Pour aborder plus pratiquement la différence entre rythme et mesure et même entre temps et durée, je propose de nous lancer dans la pratique d'un procédé musical vieux comme le monde : le responsorial.

Nous le ferons en deux temps. D'abord métrique puis rythmique.

Le jeu utilise un vieux rituel rythmo-musical : le Responsorial (Réponse) qui se définit par la réponse d'un groupe à un soliste. 

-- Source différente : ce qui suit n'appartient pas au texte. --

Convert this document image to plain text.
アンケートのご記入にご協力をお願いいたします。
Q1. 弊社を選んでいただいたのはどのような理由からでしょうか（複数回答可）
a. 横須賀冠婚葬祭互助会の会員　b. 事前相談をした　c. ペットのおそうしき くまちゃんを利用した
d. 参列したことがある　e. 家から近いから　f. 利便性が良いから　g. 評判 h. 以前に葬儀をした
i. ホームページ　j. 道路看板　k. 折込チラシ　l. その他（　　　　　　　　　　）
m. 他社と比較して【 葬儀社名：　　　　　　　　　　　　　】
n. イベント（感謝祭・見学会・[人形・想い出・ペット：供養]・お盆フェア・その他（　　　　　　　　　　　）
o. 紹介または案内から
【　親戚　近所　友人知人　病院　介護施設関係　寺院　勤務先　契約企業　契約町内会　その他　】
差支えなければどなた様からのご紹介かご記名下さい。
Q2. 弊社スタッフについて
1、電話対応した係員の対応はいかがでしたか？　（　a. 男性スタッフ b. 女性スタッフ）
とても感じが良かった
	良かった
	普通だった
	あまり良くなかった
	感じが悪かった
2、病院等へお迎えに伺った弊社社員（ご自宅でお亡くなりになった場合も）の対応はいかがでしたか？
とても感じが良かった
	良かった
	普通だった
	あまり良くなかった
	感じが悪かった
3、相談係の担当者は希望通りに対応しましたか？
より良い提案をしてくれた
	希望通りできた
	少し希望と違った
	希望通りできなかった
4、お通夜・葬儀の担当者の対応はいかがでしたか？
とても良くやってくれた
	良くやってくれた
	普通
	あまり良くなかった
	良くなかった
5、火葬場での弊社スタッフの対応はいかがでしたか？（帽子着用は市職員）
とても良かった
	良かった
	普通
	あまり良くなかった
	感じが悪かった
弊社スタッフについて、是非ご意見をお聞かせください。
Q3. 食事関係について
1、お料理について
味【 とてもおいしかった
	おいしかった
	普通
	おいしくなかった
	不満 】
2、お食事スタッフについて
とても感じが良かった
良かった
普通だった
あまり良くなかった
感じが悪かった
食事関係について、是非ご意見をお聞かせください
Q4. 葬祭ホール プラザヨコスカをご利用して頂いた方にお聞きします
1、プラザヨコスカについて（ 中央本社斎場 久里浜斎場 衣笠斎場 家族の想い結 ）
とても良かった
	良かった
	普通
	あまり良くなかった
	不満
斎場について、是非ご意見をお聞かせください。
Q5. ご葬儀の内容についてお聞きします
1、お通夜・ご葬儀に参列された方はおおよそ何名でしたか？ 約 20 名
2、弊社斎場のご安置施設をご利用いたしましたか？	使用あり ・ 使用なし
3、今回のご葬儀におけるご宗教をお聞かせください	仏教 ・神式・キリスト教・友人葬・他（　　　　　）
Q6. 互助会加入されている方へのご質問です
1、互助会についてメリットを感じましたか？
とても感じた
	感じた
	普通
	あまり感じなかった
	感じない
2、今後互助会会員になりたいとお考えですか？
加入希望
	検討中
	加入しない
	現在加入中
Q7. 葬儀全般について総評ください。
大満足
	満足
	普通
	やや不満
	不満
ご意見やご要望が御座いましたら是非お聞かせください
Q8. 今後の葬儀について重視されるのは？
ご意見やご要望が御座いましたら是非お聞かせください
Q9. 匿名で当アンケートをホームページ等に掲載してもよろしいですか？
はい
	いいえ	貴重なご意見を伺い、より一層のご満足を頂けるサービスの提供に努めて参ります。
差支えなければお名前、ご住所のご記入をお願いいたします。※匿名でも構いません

1) MÉTRIQUE : La règle, ici, est : quatre temps pour le soliste et quatre temps pour le choeur. Le soliste improvise une histoire par phrases mélodiées installées sur quatre temps réguliers. Le choeur répète ce que chante le soliste. 

Exemple : Un  beau jour je me prom'nais  - dans la rue de Rivoli - etc. Le choeur rechante à chaque fois en miroir

2) RYTHMIQUE : Même procédé, mais on abandonne les quatre temps réguliers. Le soliste improvise une histoire de manière purement rythmique (irrégulière et libre) et le choeur répète en miroir. Les rythmes sont, autant que possible, variés et contrastés en durée et en intensité. De temps à autre, le soliste répète régulièrement deux ou trois séquences afin de "reposer" le choeur.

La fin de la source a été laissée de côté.